- What is ensemble learning?
- What is stacking (Stacked Generalization)
- Stacking with Scikit-learn
- What is Blending in ensemble learning
What is ensemble learning?
A common practice nowadays is to check the reviews of items before buying them. And when checking reviews, you often look for the items with a large number of reviews so you could know for sure about its rating. After going through the reviews from multiple people you decide whether to buy the item or not.
Ensemble models in machine learning operate on a similar idea. They combine the decisions from multiple models to improve the overall performance. This approach allows for better predictive performance compared to a single model. This is the reason why ensemble methods were placed first in many prestigious machine learning competitions, such as the Netflix Competition, KDD 2009, and Kaggle.
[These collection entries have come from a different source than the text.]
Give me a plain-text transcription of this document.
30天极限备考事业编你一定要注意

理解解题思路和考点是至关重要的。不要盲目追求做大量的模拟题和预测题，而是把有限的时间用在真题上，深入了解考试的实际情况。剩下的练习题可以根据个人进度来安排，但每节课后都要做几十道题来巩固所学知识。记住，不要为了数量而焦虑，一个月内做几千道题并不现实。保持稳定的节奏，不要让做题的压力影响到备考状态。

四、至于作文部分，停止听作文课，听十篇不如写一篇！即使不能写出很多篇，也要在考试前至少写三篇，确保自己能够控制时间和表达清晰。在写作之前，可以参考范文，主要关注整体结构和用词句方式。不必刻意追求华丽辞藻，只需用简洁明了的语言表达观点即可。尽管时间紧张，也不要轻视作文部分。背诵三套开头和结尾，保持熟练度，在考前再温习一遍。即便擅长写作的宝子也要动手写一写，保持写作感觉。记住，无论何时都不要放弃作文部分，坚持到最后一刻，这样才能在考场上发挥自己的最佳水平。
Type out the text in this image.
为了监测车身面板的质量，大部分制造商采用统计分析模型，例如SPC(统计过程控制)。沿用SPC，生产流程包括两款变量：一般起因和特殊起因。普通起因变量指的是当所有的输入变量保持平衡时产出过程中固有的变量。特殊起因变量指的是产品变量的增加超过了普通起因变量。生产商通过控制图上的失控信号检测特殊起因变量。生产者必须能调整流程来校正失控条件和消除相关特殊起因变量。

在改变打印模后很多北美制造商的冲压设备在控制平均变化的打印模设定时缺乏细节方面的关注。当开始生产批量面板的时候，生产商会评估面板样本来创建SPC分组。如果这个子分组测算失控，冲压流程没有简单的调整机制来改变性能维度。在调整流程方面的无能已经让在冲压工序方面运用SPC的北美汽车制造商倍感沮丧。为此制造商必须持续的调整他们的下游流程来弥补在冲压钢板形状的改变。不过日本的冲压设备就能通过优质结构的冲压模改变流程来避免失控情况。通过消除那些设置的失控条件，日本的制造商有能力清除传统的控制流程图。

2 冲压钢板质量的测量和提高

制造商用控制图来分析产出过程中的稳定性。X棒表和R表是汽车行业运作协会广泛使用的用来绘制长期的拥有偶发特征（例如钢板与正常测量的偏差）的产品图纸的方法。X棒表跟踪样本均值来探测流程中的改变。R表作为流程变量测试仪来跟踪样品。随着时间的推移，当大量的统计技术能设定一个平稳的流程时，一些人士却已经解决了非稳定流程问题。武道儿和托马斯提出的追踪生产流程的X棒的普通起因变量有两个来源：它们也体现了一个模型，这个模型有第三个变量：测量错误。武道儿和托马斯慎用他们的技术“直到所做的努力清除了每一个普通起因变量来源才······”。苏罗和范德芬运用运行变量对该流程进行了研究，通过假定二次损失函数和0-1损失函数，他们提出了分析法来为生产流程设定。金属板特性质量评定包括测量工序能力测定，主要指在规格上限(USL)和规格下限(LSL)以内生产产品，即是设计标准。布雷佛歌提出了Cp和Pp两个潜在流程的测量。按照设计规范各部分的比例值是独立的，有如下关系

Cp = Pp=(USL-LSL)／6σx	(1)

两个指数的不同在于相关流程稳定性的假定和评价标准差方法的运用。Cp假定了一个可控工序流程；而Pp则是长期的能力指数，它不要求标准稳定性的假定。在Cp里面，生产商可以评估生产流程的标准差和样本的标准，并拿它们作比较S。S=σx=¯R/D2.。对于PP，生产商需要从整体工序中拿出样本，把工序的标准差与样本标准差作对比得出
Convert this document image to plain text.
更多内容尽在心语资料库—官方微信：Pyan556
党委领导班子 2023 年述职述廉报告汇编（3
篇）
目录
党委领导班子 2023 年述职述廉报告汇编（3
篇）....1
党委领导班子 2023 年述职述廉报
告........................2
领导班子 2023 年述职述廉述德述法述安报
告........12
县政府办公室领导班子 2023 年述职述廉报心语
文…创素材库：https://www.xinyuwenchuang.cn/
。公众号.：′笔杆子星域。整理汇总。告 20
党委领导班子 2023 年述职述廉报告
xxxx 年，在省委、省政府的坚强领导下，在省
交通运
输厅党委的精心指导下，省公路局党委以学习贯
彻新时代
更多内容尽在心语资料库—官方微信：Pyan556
Ensemble models can help tackle some complex machine learning problems such as overfitting and underfitting. Bagging, Boosting, Stacking, and Blending are some of the popular ensemble learning techniques. Bagging and Boosting are already discussed in detail in one of the previous articles. In this article, we are going to see how we can improve the predictions of the model by using the stacking technique.
What is Stacking (Stacked Generalization)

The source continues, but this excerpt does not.